To my rare birds,
Caledon is a menagerie, a habitat for all manner of rare birds, housing only one of each specimen for study and display, each one as unique in its prismatic coloring as in its enigmatic behavior. Through this flurry of tailfeathers, one can still begin to sense an overarching commonality: the rituals of behavior and mating. However, as one would expect to see in any non-antagonistic, interspecies interactions, there is a great misunderstanding of signaling.

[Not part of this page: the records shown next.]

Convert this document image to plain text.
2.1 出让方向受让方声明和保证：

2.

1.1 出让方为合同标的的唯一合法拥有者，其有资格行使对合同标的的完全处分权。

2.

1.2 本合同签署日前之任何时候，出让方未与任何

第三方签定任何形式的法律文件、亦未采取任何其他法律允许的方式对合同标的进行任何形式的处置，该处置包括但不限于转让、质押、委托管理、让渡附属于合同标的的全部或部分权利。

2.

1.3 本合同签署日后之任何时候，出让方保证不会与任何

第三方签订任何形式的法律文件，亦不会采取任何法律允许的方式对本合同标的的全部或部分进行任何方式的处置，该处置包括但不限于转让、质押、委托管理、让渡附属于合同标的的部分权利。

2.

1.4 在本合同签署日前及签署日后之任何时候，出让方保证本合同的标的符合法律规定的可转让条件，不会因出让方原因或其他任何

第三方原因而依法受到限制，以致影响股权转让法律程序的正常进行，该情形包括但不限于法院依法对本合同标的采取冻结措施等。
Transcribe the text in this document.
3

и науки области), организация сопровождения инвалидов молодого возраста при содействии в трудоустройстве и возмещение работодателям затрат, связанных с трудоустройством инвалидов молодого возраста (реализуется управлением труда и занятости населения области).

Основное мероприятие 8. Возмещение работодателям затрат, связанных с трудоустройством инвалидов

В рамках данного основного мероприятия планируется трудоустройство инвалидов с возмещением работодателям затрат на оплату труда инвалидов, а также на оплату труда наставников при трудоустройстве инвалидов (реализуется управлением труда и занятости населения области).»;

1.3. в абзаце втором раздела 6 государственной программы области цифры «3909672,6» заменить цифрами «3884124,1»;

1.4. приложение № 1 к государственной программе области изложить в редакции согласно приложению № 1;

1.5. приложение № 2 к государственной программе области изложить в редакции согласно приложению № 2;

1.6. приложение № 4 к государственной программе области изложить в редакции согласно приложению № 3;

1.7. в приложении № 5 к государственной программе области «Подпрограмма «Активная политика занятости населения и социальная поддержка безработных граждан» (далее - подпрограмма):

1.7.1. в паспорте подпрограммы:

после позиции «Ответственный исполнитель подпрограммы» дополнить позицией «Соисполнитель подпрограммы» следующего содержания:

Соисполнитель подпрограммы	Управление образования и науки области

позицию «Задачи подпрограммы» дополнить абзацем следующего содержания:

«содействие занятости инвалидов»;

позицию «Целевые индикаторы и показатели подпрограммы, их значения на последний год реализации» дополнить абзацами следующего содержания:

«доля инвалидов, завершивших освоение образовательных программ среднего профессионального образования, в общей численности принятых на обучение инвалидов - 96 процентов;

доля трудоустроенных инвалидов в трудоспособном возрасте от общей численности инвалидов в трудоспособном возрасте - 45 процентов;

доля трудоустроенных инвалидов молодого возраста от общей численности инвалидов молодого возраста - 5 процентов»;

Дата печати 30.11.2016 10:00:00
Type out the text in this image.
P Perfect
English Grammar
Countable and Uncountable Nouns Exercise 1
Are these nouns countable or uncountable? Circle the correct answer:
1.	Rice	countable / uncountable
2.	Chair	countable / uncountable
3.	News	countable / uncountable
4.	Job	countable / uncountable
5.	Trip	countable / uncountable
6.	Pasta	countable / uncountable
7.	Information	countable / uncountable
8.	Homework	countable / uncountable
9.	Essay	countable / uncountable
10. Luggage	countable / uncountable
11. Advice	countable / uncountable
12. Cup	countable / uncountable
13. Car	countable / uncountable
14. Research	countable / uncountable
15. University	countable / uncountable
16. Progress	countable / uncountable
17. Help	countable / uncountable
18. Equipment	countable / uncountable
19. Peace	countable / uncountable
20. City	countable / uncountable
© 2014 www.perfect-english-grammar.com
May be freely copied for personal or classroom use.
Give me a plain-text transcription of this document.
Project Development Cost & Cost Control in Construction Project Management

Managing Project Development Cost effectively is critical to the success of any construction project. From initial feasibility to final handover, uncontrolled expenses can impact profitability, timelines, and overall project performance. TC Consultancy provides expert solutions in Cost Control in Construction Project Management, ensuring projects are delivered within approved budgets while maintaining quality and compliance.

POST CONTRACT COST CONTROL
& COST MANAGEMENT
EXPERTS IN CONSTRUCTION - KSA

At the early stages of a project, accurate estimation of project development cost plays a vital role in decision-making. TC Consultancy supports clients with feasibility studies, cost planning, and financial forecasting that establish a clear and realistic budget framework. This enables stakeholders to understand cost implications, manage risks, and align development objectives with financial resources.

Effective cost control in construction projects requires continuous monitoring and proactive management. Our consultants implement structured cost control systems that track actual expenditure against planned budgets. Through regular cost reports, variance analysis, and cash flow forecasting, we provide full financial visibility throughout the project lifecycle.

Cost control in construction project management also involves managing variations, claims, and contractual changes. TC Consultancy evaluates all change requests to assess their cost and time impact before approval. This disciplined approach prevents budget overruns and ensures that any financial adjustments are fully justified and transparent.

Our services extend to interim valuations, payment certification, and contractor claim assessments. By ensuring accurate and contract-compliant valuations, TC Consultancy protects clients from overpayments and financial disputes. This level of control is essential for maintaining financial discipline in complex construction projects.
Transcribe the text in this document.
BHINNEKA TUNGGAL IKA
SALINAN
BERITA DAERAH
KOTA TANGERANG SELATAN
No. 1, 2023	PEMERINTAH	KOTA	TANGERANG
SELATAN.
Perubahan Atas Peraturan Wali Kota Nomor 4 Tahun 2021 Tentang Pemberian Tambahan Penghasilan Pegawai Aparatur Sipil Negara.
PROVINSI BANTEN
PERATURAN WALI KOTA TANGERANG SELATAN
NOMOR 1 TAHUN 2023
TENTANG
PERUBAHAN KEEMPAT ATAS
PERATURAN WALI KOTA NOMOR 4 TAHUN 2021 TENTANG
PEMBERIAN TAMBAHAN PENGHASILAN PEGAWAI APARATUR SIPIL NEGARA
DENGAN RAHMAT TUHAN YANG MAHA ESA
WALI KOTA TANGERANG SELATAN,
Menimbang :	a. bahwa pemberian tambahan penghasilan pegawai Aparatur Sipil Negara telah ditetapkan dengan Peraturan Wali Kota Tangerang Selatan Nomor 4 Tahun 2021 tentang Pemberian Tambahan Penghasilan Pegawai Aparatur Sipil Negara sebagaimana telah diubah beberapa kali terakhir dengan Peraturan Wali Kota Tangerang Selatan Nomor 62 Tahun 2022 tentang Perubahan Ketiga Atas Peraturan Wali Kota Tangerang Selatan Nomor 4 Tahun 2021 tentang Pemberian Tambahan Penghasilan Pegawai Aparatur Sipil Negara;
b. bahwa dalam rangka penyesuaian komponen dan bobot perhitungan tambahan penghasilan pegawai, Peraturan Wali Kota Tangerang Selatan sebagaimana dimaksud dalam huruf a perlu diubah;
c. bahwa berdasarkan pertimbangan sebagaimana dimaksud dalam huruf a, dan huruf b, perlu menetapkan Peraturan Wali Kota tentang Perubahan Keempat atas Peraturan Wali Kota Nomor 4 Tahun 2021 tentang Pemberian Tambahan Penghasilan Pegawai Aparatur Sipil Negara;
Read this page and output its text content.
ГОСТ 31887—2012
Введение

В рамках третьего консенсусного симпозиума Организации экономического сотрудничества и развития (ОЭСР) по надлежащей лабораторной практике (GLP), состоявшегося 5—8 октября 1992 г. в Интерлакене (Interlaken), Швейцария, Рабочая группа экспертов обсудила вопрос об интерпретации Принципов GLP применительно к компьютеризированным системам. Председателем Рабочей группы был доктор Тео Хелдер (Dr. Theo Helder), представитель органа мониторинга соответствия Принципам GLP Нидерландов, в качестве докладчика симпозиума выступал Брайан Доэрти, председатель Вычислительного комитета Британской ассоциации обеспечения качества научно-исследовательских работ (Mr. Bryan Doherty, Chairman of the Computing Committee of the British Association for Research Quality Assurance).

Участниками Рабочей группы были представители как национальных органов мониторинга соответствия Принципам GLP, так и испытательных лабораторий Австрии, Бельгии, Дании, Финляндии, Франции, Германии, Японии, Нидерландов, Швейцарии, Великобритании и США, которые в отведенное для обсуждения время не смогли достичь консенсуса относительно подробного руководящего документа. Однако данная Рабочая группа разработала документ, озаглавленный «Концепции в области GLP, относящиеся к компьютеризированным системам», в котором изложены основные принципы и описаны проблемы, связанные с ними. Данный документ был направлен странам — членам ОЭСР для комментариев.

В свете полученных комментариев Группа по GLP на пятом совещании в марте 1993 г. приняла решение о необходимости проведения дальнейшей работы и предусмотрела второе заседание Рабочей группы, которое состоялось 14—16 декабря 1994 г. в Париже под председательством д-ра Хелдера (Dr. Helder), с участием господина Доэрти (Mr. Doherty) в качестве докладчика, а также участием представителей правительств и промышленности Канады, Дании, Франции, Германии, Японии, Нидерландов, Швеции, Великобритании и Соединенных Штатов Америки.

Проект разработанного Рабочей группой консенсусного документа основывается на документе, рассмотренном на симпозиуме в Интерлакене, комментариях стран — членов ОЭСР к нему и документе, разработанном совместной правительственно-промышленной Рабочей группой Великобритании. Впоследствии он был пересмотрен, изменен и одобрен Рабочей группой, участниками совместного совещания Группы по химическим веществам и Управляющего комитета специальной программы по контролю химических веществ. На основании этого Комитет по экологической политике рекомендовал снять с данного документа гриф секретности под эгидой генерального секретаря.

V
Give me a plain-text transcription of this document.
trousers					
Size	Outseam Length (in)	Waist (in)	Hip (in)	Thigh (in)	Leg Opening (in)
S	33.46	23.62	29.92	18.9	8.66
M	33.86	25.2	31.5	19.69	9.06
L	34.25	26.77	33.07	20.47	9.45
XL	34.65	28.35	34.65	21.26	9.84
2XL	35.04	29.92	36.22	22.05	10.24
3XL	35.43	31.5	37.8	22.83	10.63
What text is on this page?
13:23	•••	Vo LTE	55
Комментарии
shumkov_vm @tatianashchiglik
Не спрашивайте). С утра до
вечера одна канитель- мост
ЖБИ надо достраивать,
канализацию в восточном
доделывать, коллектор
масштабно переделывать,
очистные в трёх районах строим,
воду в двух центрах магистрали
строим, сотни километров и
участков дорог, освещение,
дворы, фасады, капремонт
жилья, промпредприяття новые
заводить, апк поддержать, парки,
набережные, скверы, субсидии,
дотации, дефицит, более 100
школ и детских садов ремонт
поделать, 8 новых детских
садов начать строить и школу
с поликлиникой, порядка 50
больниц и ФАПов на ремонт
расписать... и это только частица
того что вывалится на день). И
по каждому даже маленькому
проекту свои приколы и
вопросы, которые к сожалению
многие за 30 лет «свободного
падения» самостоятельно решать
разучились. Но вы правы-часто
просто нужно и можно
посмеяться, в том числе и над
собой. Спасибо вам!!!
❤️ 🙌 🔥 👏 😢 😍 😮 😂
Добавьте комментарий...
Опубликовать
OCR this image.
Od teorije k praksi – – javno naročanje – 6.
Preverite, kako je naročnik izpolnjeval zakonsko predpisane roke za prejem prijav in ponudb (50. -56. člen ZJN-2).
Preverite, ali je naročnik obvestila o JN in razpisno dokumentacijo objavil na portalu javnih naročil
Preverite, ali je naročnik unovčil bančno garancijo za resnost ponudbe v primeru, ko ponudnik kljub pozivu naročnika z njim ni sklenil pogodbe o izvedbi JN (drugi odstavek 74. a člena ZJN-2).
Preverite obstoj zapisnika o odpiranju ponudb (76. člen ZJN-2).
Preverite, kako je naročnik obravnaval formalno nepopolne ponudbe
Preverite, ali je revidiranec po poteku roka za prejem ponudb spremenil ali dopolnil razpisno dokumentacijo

In the past week I've come across more than one incident in which, perhaps, my behavior has been greatly misinterpreted. It was certainly not a negative experience in any way, the dear Lord forbid I ever wax melodramatic, but I feel it bears some reflection given the novel condition of the rarest of animals, the Caledon male. Yes, there is an undue social pressure that perhaps forces you to commit valuable resources to the maintenance of 'high-quality male' fitness attributes, which, as in nature, may cause such levels of physiological stress as to effectively shorten the lifespan of said male, only differentially buffered by his increased lifetime reproductive success. But while this new paradigm has been widely accepted among naturalists within and beyond Caledon, there are a great many who hold onto Lack clutch size theory, suggesting that perhaps the value of a maximized moment measured in units of friendship felt is much more sensible for decisions involving lifetime resource allocation.
And while I may have once viciously tromped Madame Curie in a game of croquet, I am quite far behind the times in terms of theory and will always hold the outdated paradigms of friendship as the most enlightened of thinking.